Image spéculaire

Motif iconographique

La représentation de la châsse de saint Mathurin sur l’enseigne de pèlerinage du musée d’Angers doit être reliée à l’usage qui était fait de ces petits objets portés cousus sur les vêtements, en appliques ou en pendentifs et qui étaient à la fois des moyens d’identifier le pèlerin, de témoigner de sa visite dans un sanctuaire particulier (ici celui de Larchant) et enfin de transporter avec lui un peu de la puissance agissante de la relique. On est ici au cœur des propriétés essentielles de l’image, à savoir partager les qualités de son référent : représenter est un moyen de capter, ou plutôt de reproduire, en même temps que sa forme (plus que son apparence), tout ou partie des qualités essentielles de l’original.

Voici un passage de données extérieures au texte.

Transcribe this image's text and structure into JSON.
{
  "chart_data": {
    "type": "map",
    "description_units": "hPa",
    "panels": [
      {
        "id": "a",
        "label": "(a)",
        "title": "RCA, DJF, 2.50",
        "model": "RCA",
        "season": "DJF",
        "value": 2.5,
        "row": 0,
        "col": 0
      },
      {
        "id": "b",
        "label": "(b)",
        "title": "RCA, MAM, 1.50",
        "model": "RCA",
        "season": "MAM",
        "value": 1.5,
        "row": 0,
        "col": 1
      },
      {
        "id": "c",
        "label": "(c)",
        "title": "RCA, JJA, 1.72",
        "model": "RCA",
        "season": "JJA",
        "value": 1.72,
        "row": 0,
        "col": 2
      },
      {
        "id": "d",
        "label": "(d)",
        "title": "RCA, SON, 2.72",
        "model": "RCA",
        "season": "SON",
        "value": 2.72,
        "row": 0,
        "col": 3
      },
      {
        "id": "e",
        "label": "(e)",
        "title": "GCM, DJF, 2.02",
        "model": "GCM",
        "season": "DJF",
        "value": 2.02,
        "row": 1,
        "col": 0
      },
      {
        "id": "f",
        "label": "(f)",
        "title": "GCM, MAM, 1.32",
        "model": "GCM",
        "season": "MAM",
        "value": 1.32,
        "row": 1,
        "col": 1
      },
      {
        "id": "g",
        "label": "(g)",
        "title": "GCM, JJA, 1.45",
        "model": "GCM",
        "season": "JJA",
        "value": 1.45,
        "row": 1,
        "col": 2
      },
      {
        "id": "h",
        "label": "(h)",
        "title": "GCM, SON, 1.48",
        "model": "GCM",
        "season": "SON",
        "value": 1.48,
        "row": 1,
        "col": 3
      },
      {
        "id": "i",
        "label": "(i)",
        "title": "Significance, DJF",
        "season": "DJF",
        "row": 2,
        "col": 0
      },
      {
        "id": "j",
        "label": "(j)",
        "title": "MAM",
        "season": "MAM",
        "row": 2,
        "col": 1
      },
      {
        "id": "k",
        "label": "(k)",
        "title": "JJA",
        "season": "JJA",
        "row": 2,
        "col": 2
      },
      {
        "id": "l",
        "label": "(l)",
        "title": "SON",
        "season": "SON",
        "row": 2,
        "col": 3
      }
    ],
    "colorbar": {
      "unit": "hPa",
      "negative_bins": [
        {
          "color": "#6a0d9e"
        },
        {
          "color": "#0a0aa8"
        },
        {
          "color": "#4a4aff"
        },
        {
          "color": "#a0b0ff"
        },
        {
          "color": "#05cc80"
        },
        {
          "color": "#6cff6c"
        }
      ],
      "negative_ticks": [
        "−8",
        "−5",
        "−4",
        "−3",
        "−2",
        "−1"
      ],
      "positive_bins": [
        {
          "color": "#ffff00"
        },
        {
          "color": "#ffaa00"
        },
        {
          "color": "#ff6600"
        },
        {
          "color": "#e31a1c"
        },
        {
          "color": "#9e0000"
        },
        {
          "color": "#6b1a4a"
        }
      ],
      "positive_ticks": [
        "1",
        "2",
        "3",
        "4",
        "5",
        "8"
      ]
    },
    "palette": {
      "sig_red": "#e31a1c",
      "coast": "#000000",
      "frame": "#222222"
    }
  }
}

L’ajout du miroir renvoie à une dimension proche en questionnant le médium : l’image acheiropoïète est vue comme plus proche de son modèle, plus réelle, car exempte de l’abaissement vers la chair occasionnée par la médiation de la main humaine. Or, le miroir forme une image par réflexion sur un support matériel sans que l’image ne soit reproduite ou dessinée ; elle se passe ainsi de médium, et même si elle est éphémère, il semble manifeste qu’il y ait eu une croyance bien ancrée en une persistance des qualités de l’objet réfléchi sur la surface du miroir. Ainsi, refléter la relique (ou la « réfléchir » dans un sens métaphorique), c’est en acquérir la virtus, ou bien tout simplement sanctifier l’objet qui a été, d’une certaine façon, mis en contact avec les restes saints. L’image, quand elle se présente sous la forme du reflet (qui n’est ni plus ni moins qu’une empreinte éphémère), délivre une manifestation directe du référent. Ainsi fondée sur la présence plutôt que sur l’apparence, l’image acquiert en partie les propriétés du modèle, étant donné la coprésence qui la lie originairement le reflet et la chose.

Reflet, imprégnation et empreinte semblent donc liés dans les pratiques autour des reliques, car ces insignes sont à la fois des représentations du reliquaire et des objets mis en contact avec celui-ci, à la fois physiquement (en étant frottées ou posées dessus) et par l’image et donc le reflet.